Cadbury battle ends with midnight handshake Financial Times, Lina Saigol (19/1/10)
Cadbury takeover: a crafty bit of business or an overpriced confection? Telegraph, Jonathan Sibun (20/1/10)
Cadbury’s sweet City deal leaves a bitter taste in Bournville Guardian, Heather Stewart and Nick Mathiason (19/1/10)
Thousands of Cadbury jobs under threat as Kraft swallows a British icon (including video) Times Online, Helen Nugent and Catherine Boyle (20/1/10)
Cadbury deal ‘the price of globalisation’ Financial Times, Jenny Wiggins and Jonathan Guthrie (19/1/10)
Cadbury sale ‘right thing to do’ FT video (19/1/10)
Bitterness as Kraft wins Cadbury Independent, Nick Clark (20/1/10)

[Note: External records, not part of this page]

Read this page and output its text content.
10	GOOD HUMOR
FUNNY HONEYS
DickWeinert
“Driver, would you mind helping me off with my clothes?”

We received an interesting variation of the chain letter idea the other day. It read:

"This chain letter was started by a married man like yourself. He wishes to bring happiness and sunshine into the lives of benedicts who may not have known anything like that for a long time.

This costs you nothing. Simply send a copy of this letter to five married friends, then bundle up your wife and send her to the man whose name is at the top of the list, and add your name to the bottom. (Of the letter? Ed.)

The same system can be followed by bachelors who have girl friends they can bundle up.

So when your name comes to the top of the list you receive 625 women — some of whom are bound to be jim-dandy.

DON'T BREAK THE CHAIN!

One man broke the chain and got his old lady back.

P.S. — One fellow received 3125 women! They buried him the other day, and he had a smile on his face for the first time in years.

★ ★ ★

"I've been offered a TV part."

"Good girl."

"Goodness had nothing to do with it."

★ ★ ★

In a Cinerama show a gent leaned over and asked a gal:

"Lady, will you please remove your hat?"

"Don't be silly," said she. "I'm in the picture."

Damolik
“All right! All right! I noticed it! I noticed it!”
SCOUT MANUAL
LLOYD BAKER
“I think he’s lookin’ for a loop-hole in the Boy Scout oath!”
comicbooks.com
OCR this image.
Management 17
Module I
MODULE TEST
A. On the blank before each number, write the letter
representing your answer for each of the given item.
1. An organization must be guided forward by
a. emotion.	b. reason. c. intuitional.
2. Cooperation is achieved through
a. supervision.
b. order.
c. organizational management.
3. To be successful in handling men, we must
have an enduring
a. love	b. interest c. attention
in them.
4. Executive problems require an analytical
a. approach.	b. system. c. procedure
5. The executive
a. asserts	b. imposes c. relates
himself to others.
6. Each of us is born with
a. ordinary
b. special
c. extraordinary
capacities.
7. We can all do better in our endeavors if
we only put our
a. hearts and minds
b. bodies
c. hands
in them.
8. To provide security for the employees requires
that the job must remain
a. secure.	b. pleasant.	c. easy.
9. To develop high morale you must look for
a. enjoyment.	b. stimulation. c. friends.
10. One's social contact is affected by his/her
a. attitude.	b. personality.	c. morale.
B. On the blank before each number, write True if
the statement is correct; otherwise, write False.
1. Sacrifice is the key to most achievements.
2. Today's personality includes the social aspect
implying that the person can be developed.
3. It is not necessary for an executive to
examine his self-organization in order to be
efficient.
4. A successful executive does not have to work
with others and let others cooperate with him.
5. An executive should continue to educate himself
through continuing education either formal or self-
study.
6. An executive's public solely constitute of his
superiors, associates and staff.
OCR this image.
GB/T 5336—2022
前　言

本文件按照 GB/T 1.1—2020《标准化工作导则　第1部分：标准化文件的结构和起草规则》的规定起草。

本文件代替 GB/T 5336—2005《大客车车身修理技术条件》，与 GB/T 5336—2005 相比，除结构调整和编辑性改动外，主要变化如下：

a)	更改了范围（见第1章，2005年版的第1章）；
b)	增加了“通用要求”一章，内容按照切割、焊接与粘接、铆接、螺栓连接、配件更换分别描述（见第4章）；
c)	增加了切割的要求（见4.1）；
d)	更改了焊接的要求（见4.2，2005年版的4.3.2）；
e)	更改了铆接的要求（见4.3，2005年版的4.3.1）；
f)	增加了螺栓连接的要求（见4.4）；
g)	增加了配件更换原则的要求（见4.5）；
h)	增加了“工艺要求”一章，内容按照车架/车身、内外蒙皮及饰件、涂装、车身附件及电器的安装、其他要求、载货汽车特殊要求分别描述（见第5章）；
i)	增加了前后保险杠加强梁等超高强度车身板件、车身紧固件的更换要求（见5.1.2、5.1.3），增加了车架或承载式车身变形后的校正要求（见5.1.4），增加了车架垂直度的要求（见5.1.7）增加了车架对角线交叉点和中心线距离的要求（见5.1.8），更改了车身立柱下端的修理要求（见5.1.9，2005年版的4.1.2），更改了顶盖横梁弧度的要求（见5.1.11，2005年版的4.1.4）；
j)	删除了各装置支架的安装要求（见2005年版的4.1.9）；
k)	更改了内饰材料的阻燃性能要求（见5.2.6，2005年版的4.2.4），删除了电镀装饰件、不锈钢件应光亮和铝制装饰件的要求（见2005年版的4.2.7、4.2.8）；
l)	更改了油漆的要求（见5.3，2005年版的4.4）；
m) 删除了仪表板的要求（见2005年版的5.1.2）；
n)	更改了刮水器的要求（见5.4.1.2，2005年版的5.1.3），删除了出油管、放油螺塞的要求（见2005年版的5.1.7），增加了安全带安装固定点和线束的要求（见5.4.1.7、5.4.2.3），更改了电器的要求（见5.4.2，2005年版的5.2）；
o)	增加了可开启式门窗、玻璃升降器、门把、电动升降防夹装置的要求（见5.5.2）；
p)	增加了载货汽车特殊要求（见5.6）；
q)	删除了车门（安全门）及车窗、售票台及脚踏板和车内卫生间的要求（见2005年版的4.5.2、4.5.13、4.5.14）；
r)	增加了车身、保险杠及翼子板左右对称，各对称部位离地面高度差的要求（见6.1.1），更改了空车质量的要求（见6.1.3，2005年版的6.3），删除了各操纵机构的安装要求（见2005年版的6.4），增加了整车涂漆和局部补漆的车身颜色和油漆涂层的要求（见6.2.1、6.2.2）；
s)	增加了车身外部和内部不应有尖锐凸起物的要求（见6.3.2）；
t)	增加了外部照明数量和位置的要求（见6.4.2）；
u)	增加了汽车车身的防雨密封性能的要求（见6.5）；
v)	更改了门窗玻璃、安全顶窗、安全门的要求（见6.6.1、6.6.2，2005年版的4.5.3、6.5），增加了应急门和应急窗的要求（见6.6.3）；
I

The winners: Management duo in line for bumper pay packet from takeover deal Independent, Nick Clark (20/1/10)
Kraft came hunting in the only country that would sell – Britain Independent, James Moore (20/1/10)
Kraft’s takeover leaves a bitter taste in the mouth Telegraph, Tracy Corrigan (19/1/10)
A sweet deal – or a takeover that is hard to swallow? Independent, Hamish McRae (20/1/10)
Cadbury: banks are the real winners BBC News blogs: Peston’s Picks, Robert Peston (20/1/10)
Warren Buffett blasts Kraft’s takeover of Cadbury Guardian, Graeme Wearden (20/1/10)
Cadbury says job cuts inevitable after Kraft takeover (including videos) BBC News (19/1/10)
Cadbury and the open market theory: they’d better be right Guardian blog, Michael White (20/1/10)
The Business: Bonus season and the Cadbury takeover Guardian podcast, Aditya Chakrabortty
How did Quakers conquer the British sweet shop? BBC News Magazine, Peter Jackson (20/1/10)
Why Kraft must keep organic cacao farmers sweet Guardian blog, Craig Sams (20/1/10)
- What were the incentives for the Cadbury board to accept the proposed offer by Kraft?
- Do such incentives lead to the efficient operation of markets?
- Explain what is meant by ‘competition for corporate control’. To what extent is such competition in the interests of consumers?
- What economies or diseconomies of scale are likely to result from the takeover? What will determine the extent to which changes in costs are passed on to the consumer?
- How will the following stakeholders fare from the takeover, both in the short run and in the long run: (a) consumers; (b) workers; (c) shareholders?
- Examine Warren Buffet’s arguments for rejecting the deal.